Diesel Technician

America depends on diesel-powered trucks and buses. In this fast-growing field, you'll help keep these and anything with a diesel engine up and running with inspections, maintenance and repairs.


$32,519 - $56,417

While you may be able to learn on the job after high school, most employers now look for graduates of training programs in diesel engine repair. Getting an industry certification may also help you stand out.

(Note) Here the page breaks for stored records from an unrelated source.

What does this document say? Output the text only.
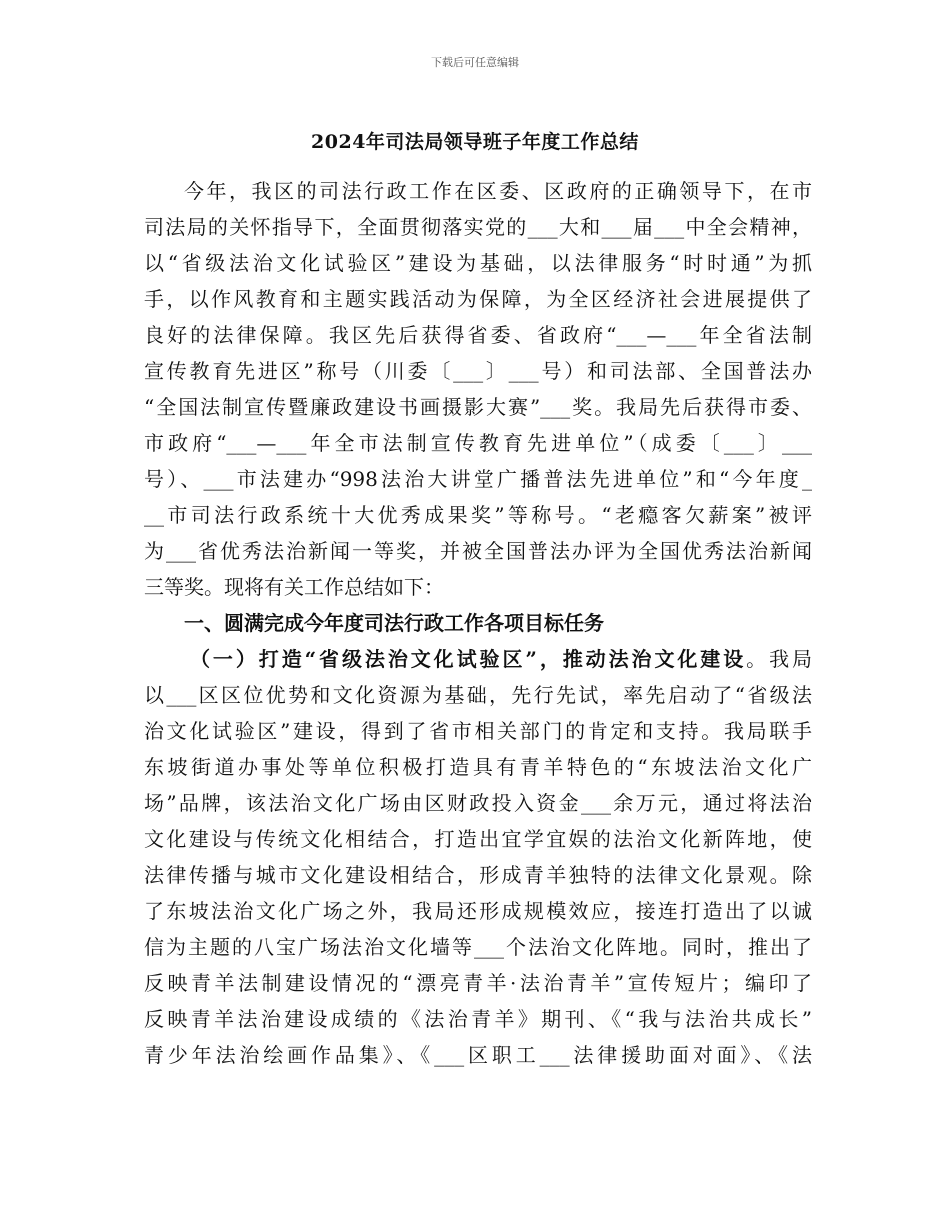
下载后可任意编辑
2024年司法局领导班子年度工作总结
今年，我区的司法行政工作在区委、区政府的正确领导下，在市
司法局的关怀指导下，全面贯彻落实党的___大和___届___中全会精神，
以“省级法治文化试验区”建设为基础，以法律服务“时时通”为抓
手，以作风教育和主题实践活动为保障，为全区经济社会进展提供了
良好的法律保障。我区先后获得省委、省政府“___—___年全省法制
宣传教育先进区”称号（川委〔___〕___号）和司法部、全国普法办
“全国法制宣传暨廉政建设书画摄影大赛”___奖。我局先后获得市委、
市政府“___—___年全市法制宣传教育先进单位”（成委〔___〕___
号）、___市法建办“998法治大讲堂广播普法先进单位”和“今年度_
__市司法行政系统十大优秀成果奖”等称号。“老瘾客欠薪案”被评
为___省优秀法治新闻一等奖，并被全国普法办评为全国优秀法治新闻
三等奖。现将有关工作总结如下：
一、圆满完成今年度司法行政工作各项目标任务
（一）打造“省级法治文化试验区”，推动法治文化建设。我局
以___区区位优势和文化资源为基础，先行先试，率先启动了“省级法
治文化试验区”建设，得到了省市相关部门的肯定和支持。我局联手
东坡街道办事处等单位积极打造具有青羊特色的“东坡法治文化广
场”品牌，该法治文化广场由区财政投入资金___余万元，通过将法治
文化建设与传统文化相结合，打造出宜学宜娱的法治文化新阵地，使
法律传播与城市文化建设相结合，形成青羊独特的法律文化景观。除
了东坡法治文化广场之外，我局还形成规模效应，接连打造出了以诚
信为主题的八宝广场法治文化墙等___个法治文化阵地。同时，推出了
反映青羊法制建设情况的“漂亮青羊·法治青羊”宣传短片；编印了
反映青羊法治建设成绩的《法治青羊》期刊、《“我与法治共成长”
青少年法治绘画作品集》、《___区职工___法律援助面对面》、《法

You'll need to know engines, transmissions, braking mechanisms, and other complex systems in order to identify mechanical and electronic problems, make repairs, and offer a proper maintenance strategy. Attention to detail and physical strength are necessary to get the job done. Good listening and communication skills are also important when working with customers. Some shops require a commercial driver's license (CDL) to test-drive buses and large trucks.

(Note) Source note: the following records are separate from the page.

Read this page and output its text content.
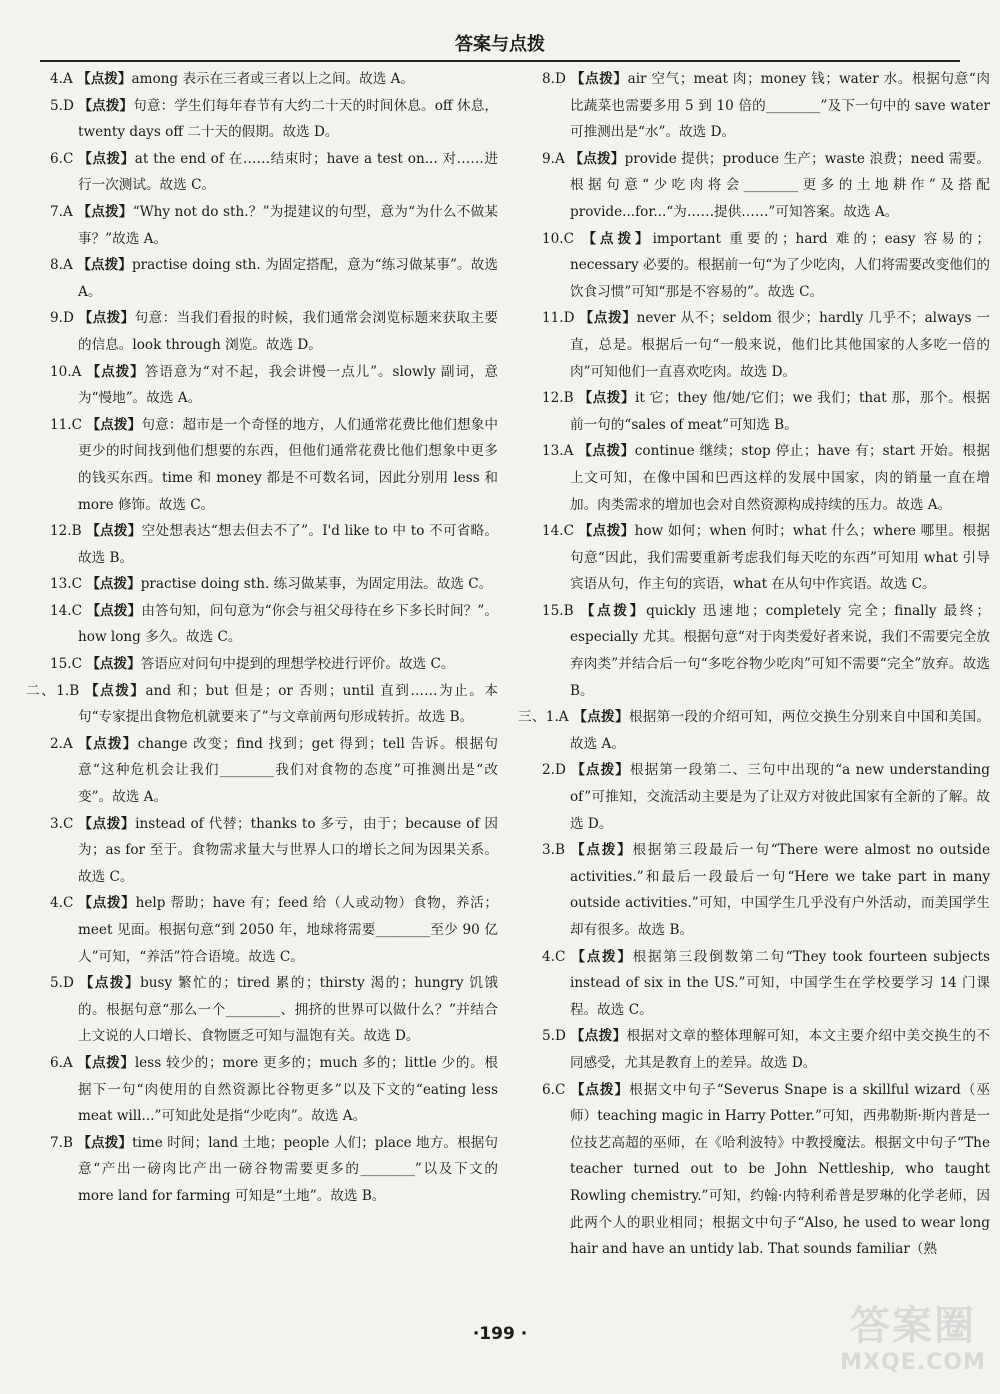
答案与点拨
4.A 【点拨】among 表示在三者或三者以上之间。故选 A。
5.D 【点拨】句意：学生们每年春节有大约二十天的时间休息。off 休息，twenty days off 二十天的假期。故选 D。
6.C 【点拨】at the end of 在……结束时；have a test on... 对……进行一次测试。故选 C。
7.A 【点拨】“Why not do sth.？”为提建议的句型，意为“为什么不做某事？”故选 A。
8.A 【点拨】practise doing sth. 为固定搭配，意为“练习做某事”。故选 A。
9.D 【点拨】句意：当我们看报的时候，我们通常会浏览标题来获取主要的信息。look through 浏览。故选 D。
10.A 【点拨】答语意为“对不起，我会讲慢一点儿”。slowly 副词，意为“慢地”。故选 A。
11.C 【点拨】句意：超市是一个奇怪的地方，人们通常花费比他们想象中更少的时间找到他们想要的东西，但他们通常花费比他们想象中更多的钱买东西。time 和 money 都是不可数名词，因此分别用 less 和 more 修饰。故选 C。
12.B 【点拨】空处想表达“想去但去不了”。I'd like to 中 to 不可省略。故选 B。
13.C 【点拨】practise doing sth. 练习做某事，为固定用法。故选 C。
14.C 【点拨】由答句知，问句意为“你会与祖父母待在乡下多长时间？”。how long 多久。故选 C。
15.C 【点拨】答语应对问句中提到的理想学校进行评价。故选 C。
二、1.B 【点拨】and 和；but 但是；or 否则；until 直到……为止。本句“专家提出食物危机就要来了”与文章前两句形成转折。故选 B。
2.A 【点拨】change 改变；find 找到；get 得到；tell 告诉。根据句意“这种危机会让我们________我们对食物的态度”可推测出是“改变”。故选 A。
3.C 【点拨】instead of 代替；thanks to 多亏，由于；because of 因为；as for 至于。食物需求量大与世界人口的增长之间为因果关系。故选 C。
4.C 【点拨】help 帮助；have 有；feed 给（人或动物）食物，养活；meet 见面。根据句意“到 2050 年，地球将需要________至少 90 亿人”可知，“养活”符合语境。故选 C。
5.D 【点拨】busy 繁忙的；tired 累的；thirsty 渴的；hungry 饥饿的。根据句意“那么一个________、拥挤的世界可以做什么？”并结合上文说的人口增长、食物匮乏可知与温饱有关。故选 D。
6.A 【点拨】less 较少的；more 更多的；much 多的；little 少的。根据下一句“肉使用的自然资源比谷物更多”以及下文的“eating less meat will...”可知此处是指“少吃肉”。故选 A。
7.B 【点拨】time 时间；land 土地；people 人们；place 地方。根据句意“产出一磅肉比产出一磅谷物需要更多的________”以及下文的 more land for farming 可知是“土地”。故选 B。
8.D 【点拨】air 空气；meat 肉；money 钱；water 水。根据句意“肉比蔬菜也需要多用 5 到 10 倍的________”及下一句中的 save water 可推测出是“水”。故选 D。
9.A 【点拨】provide 提供；produce 生产；waste 浪费；need 需要。根据句意“少吃肉将会________更多的土地耕作”及搭配 provide...for...“为……提供……”可知答案。故选 A。
10.C 【点拨】important 重要的；hard 难的；easy 容易的；necessary 必要的。根据前一句“为了少吃肉，人们将需要改变他们的饮食习惯”可知“那是不容易的”。故选 C。
11.D 【点拨】never 从不；seldom 很少；hardly 几乎不；always 一直，总是。根据后一句“一般来说，他们比其他国家的人多吃一倍的肉”可知他们一直喜欢吃肉。故选 D。
12.B 【点拨】it 它；they 他/她/它们；we 我们；that 那，那个。根据前一句的“sales of meat”可知选 B。
13.A 【点拨】continue 继续；stop 停止；have 有；start 开始。根据上文可知，在像中国和巴西这样的发展中国家，肉的销量一直在增加。肉类需求的增加也会对自然资源构成持续的压力。故选 A。
14.C 【点拨】how 如何；when 何时；what 什么；where 哪里。根据句意“因此，我们需要重新考虑我们每天吃的东西”可知用 what 引导宾语从句，作主句的宾语，what 在从句中作宾语。故选 C。
15.B 【点拨】quickly 迅速地；completely 完全；finally 最终；especially 尤其。根据句意“对于肉类爱好者来说，我们不需要完全放弃肉类”并结合后一句“多吃谷物少吃肉”可知不需要“完全”放弃。故选 B。
三、1.A 【点拨】根据第一段的介绍可知，两位交换生分别来自中国和美国。故选 A。
2.D 【点拨】根据第一段第二、三句中出现的“a new understanding of”可推知，交流活动主要是为了让双方对彼此国家有全新的了解。故选 D。
3.B 【点拨】根据第三段最后一句“There were almost no outside activities.”和最后一段最后一句“Here we take part in many outside activities.”可知，中国学生几乎没有户外活动，而美国学生却有很多。故选 B。
4.C 【点拨】根据第三段倒数第二句“They took fourteen subjects instead of six in the US.”可知，中国学生在学校要学习 14 门课程。故选 C。
5.D 【点拨】根据对文章的整体理解可知，本文主要介绍中美交换生的不同感受，尤其是教育上的差异。故选 D。
6.C 【点拨】根据文中句子“Severus Snape is a skillful wizard（巫师）teaching magic in Harry Potter.”可知，西弗勒斯·斯内普是一位技艺高超的巫师，在《哈利波特》中教授魔法。根据文中句子“The teacher turned out to be John Nettleship, who taught Rowling chemistry.”可知，约翰·内特利希普是罗琳的化学老师，因此两个人的职业相同；根据文中句子“Also, he used to wear long hair and have an untidy lab. That sounds familiar（熟
·199 ·	答案圈
MXQE.COM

At this stage of your career you'll have mastered basic tasks such as cleaning parts, checking fluid levels, and driving vehicles in and out of the shop. You may want to get certified in specific repair areas, such as drivetrains, electronic systems, and preventative maintenance and inspection.

After five years, you can expect to be considered a journey-level diesel technician and take on tasks with more complexity, such as vehicle diagnostics. To remain certified, diesel technicians must pass a recertification exam every 5 years.

Over the course of your career you'll be expected to keep up with new techniques and equipment. Employers often send experienced technicians to special training classes conducted by manufacturers and vendors to learn about the latest diesel technology.